PROC SORT - NODUPKEY DUPOUT TAGSORT

PROC SORT is one of the most frequently used procedure for data processing; Like any other sas proceduers SORT has got wide number of useful options.

Below is basic syntax with important options for PROC SORT.

SAS Code:

PROC SORT data = input_dataset out = output_dataset

NODUPKEY / NODUPREC <Other options like TAGSORT FORCE DUPOUT= >;

BY ASCENDING var1 DESCENDING var2...;

RUN;

Explanation of options:

  • OUT = dataset_name : Many time user dont want to rearrange original data set; in that case using OUT= option one can redirect the output to another dataset keeping original data intact.
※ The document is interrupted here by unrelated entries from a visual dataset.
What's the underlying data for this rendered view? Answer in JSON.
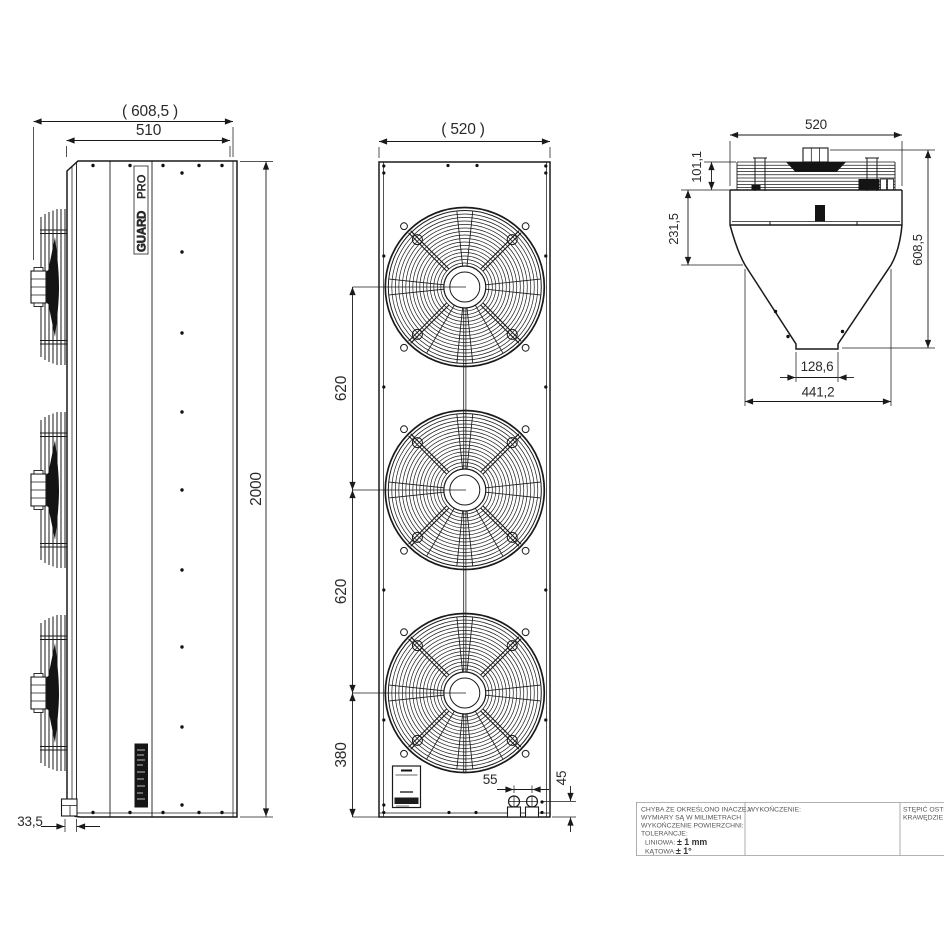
{
  "drawing_type": "technical-drawing",
  "views": {
    "side": {
      "dims": {
        "overall_depth": "( 608,5 )",
        "body_depth": "510",
        "height": "2000",
        "grille_offset": "33,5"
      },
      "logo_top": "PRO",
      "logo_bottom": "GUARD"
    },
    "front": {
      "dims": {
        "width": "( 520 )",
        "fan_pitch_upper": "620",
        "fan_pitch_lower": "620",
        "bottom_fan_offset": "380",
        "gland_spacing": "55",
        "gland_offset": "45"
      }
    },
    "top": {
      "dims": {
        "width": "520",
        "grille_height": "101,1",
        "plenum_height": "231,5",
        "overall_height": "608,5",
        "outlet_width": "128,6",
        "funnel_width": "441,2"
      }
    }
  },
  "title_block": {
    "notes": [
      "CHYBA ŻE OKREŚLONO INACZEJ:",
      "WYMIARY SĄ W MILIMETRACH",
      "WYKOŃCZENIE POWIERZCHNI:",
      "TOLERANCJE:"
    ],
    "tolerance_linear_label": "LINIOWA:",
    "tolerance_linear_value": "± 1 mm",
    "tolerance_angular_label": "KĄTOWA:",
    "tolerance_angular_value": "± 1°",
    "finish_label": "WYKOŃCZENIE:",
    "edge_note_line1": "STĘPIĆ OSTRE",
    "edge_note_line2": "KRAWĘDZIE"
  },
  "colors": {
    "line": "#1a1a1a",
    "background": "#ffffff",
    "title_text": "#575757"
  }
}
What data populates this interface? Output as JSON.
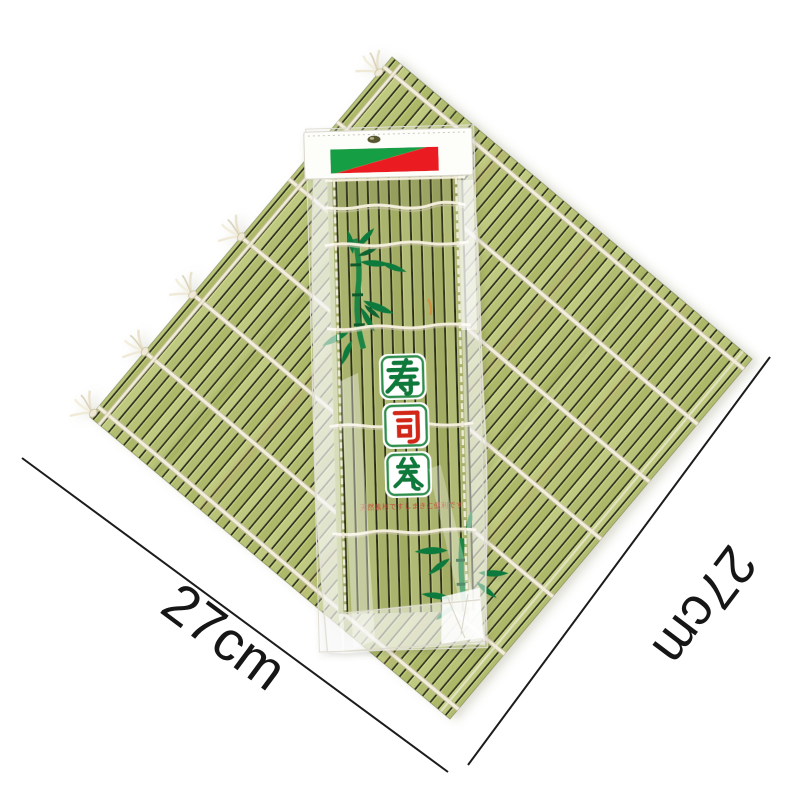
{
  "scene": {
    "description": "Bamboo sushi rolling mat displayed diagonally with a packaged sushi mat in a printed plastic sleeve on top",
    "background_color": "#ffffff"
  },
  "mat": {
    "slat_color": "#b3be72",
    "slat_gap_color": "#2f331e",
    "string_color": "#f3eedb",
    "tassel_count": 5
  },
  "package": {
    "header_card": {
      "card_color": "#fdfdfa",
      "logo_green": "#129e44",
      "logo_red": "#ea1f22",
      "hang_hole_color": "#55542f"
    },
    "mat_color": "#a9b46e",
    "title_characters": [
      {
        "char": "寿",
        "color": "#0e7a3a"
      },
      {
        "char": "司",
        "color": "#d22619"
      },
      {
        "char": "卷",
        "color": "#0e7a3a"
      }
    ],
    "tile": {
      "fill": "#ffffff",
      "border": "#2e8f4e"
    },
    "fine_print": {
      "text": "天然素材ですしまきに便利です",
      "color": "#c5453a"
    },
    "decoration": "bamboo-branch-print"
  },
  "measurements": {
    "left": {
      "label": "27cm"
    },
    "right": {
      "label": "27cm"
    },
    "line_color": "#1c1c1c",
    "text_color": "#161616"
  }
}
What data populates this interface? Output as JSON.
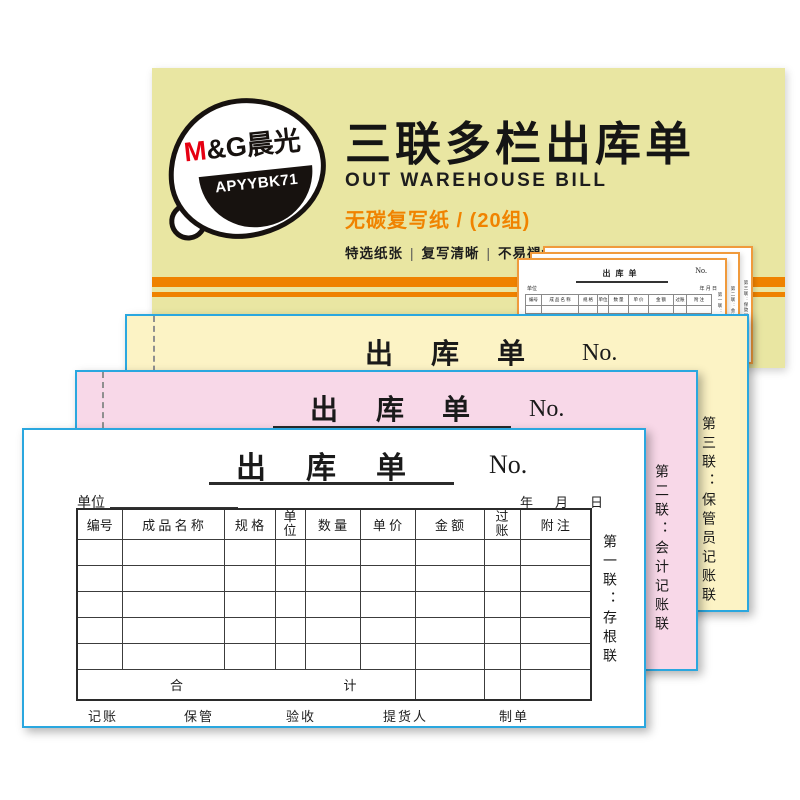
{
  "cover": {
    "brand": {
      "m": "M",
      "amp_g": "&G",
      "cn": "晨光"
    },
    "model": "APYYBK71",
    "title": "三联多栏出库单",
    "subtitle": "OUT WAREHOUSE BILL",
    "paper_spec": "无碳复写纸 / (20组)",
    "features": [
      "特选纸张",
      "复写清晰",
      "不易褪色",
      "长久保存"
    ],
    "separator": "|"
  },
  "form": {
    "title": "出库单",
    "no_label": "No.",
    "unit_label": "单位",
    "date_year": "年",
    "date_month": "月",
    "date_day": "日",
    "columns": [
      "编号",
      "成 品 名 称",
      "规 格",
      "单位",
      "数 量",
      "单 价",
      "金 额",
      "过账",
      "附 注"
    ],
    "total_left": "合",
    "total_right": "计",
    "signatures": [
      "记账",
      "保管",
      "验收",
      "提货人",
      "制单"
    ]
  },
  "sheets": {
    "first": {
      "copy_label": "第一联：存根联"
    },
    "second": {
      "copy_label": "第二联：会计记账联"
    },
    "third": {
      "copy_label": "第三联：保管员记账联"
    }
  },
  "colors": {
    "cover_bg": "#e9e6a2",
    "stripe_orange": "#ef8200",
    "sheet_yellow": "#fcf3c5",
    "sheet_pink": "#f8d8e8",
    "border_blue": "#2aa7df",
    "accent_orange": "#f08300",
    "brand_red": "#e60012",
    "thumb_border": "#f09a3c"
  }
}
  • NODUPKEY : If the original dataset contains rows with duplicate key columns (specified in BY statement)and we wish to keep only uniqe records then NODUPKEY will drop those records.
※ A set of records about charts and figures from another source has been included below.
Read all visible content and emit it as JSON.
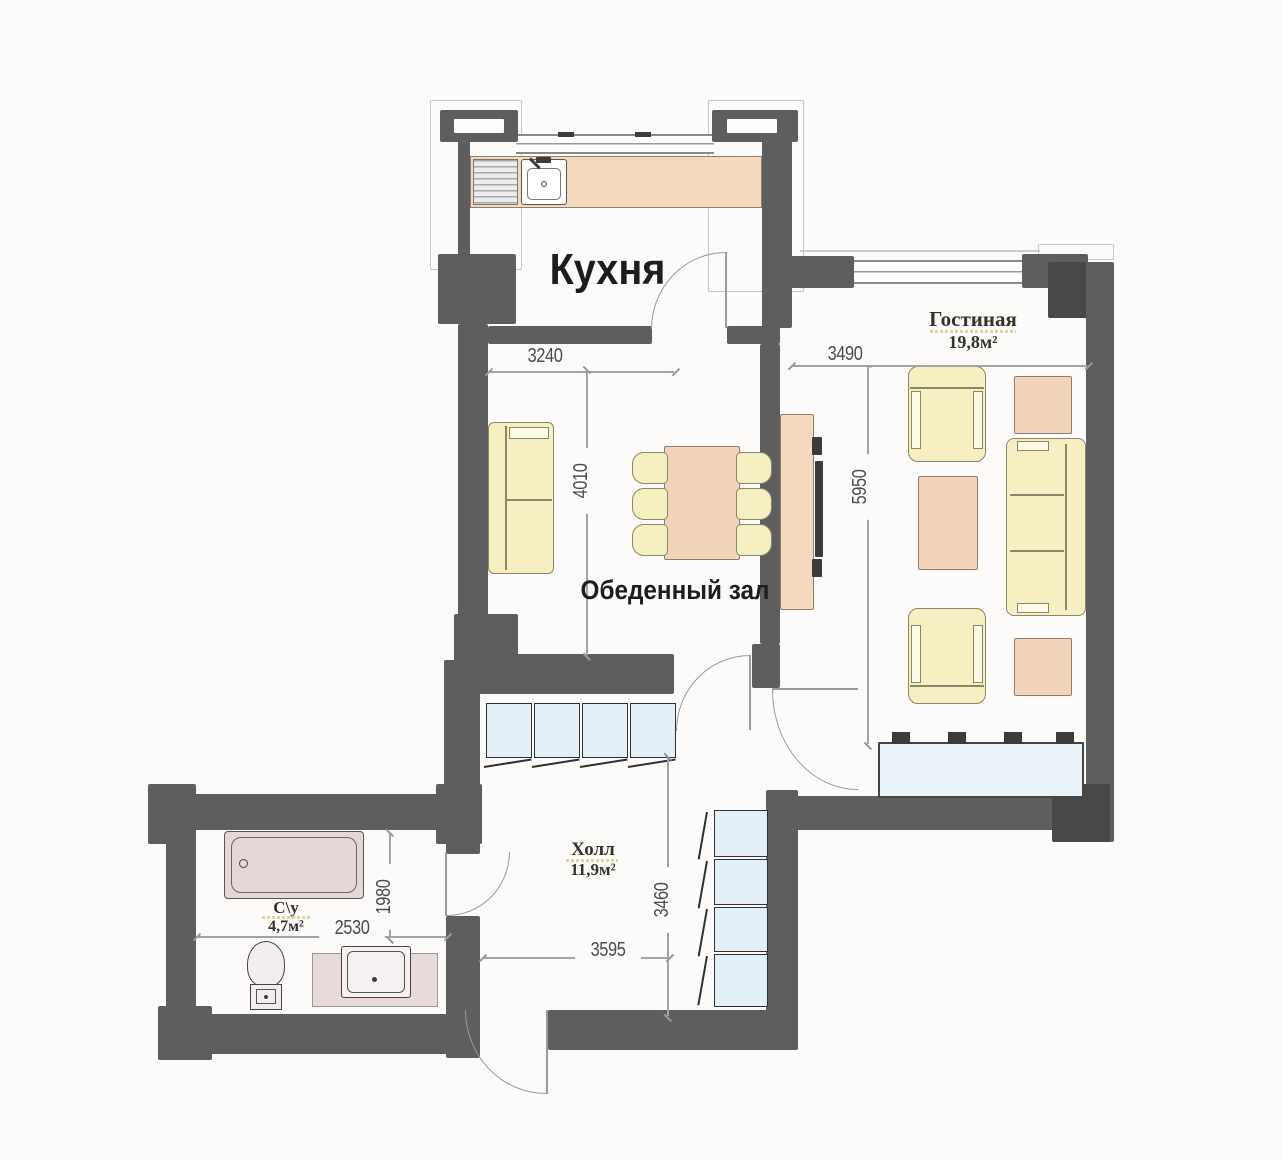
{
  "plan": {
    "title": "apartment-floor-plan",
    "rooms": {
      "kitchen": {
        "name": "Кухня"
      },
      "dining": {
        "name": "Обеденный зал"
      },
      "living": {
        "name": "Гостиная",
        "area": "19,8м²"
      },
      "hall": {
        "name": "Холл",
        "area": "11,9м²"
      },
      "bathroom": {
        "name": "С\\у",
        "area": "4,7м²"
      }
    },
    "dimensions_mm": {
      "kitchen_width": "3240",
      "dining_depth": "4010",
      "living_width": "3490",
      "living_depth": "5950",
      "hall_depth": "3460",
      "hall_width": "3595",
      "bathroom_depth": "1980",
      "bathroom_width": "2530"
    },
    "colors": {
      "wall": "#5e5e5e",
      "pillar": "#484848",
      "counter_peach": "#f4d9bf",
      "furniture_peach": "#f2d4ba",
      "upholstery_yellow": "#f6efc2",
      "wardrobe_blue": "#e3f0f7",
      "window_sill_blue": "#e9f3f8",
      "sanitary_pink": "#e6d7d7",
      "label_underline": "#d6db96"
    }
  }
}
  • NODUPRECS (or NODUP) : It is same as NODUPKEY however it will check for the complete duplicate observation.

  • DUPOUT= dataset_name: This collects duplicate records deleted by NODUP options into some different dataset specified.

  • TAGSORT: Its kind of memory optimization or whenever we are short of resources then using TAG SORT would help; From all observations it will fetch only key columns specified in BY statement into a temporary file; SAS will work on that temporary file and once its done it will arrange the records from the original dataset accordingly.